The next preferred collaboration model is integrated in­house solutions. Here, the products and solutions are hosted in­house — typically for larger firms — or as a software­as­a­service for smaller firms. For example, ABN Amro has collaborated with Swedish fintech startup Tink to build an application that gives customers greater control over their finances. The bank launched its pilot version to 10,000 clients and solicited feedback to refine the app for the final roll­out. Currently, more than 150,000 clients use the application Grip, which is linked to ABN Amro’s mobile banking application.

Those are the most preferred models of collaboration by fintechs, says Capgemini’s Krishnan. But over time, he expects a shift to full outsourcing and fintechs leveraging APIs, among others. To gauge the success of a collaboration, he says, it is important to ask the following questions: Does it solve a specific problem? Does it improve the cost or risk dynamics for both the partners? Does it improve the culture and foster new thinking and approaches?

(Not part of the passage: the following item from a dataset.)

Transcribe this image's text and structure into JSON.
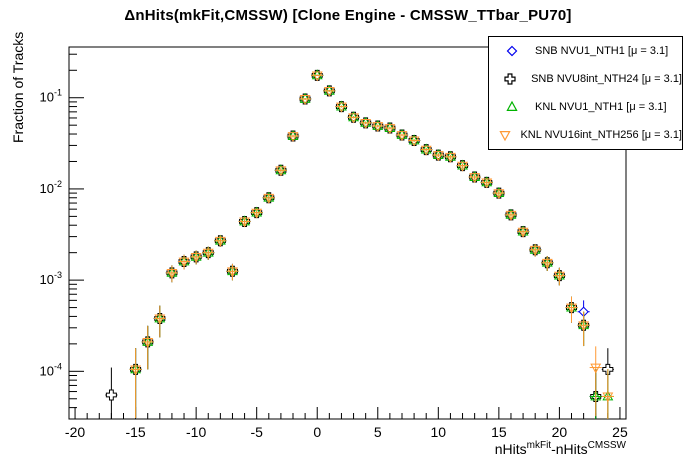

Did the collaboration achieve superior results vs. build from a go­to­market perspective? “Successful collaborations always achieve better results,” Krishnan adds.

Vergne says banks need to learn to become nimble, learn how to bridge siloes and increase their speed­to­market. Startups must learn to collaborate within highly bureaucratized structures and navigate complex hierarchies.

 ABA’s Morgan believes that closing that culture gap is the big challenge. The culture profile of startups is to fail fast. Success after a 1,000 failures is still a success. In banks, the culture is built around managing risks. “Fintechs must understand the regulatory challenges and the need to maintain customer trust, while banks need to adapt to the innovative and iterative culture.”

For Belgavi, the key to a successful partnership is to find a middle ground that transcends differences across various aspects such as culture, project lifecycle and methodology, employee age and background, hierarchical levels and compliance requirements as they seek to develop a “sustainable and mutually beneficial” partnership. Most importantly, he says, “Partnerships should not be just for branding, but must significantly transform the nature of offerings.”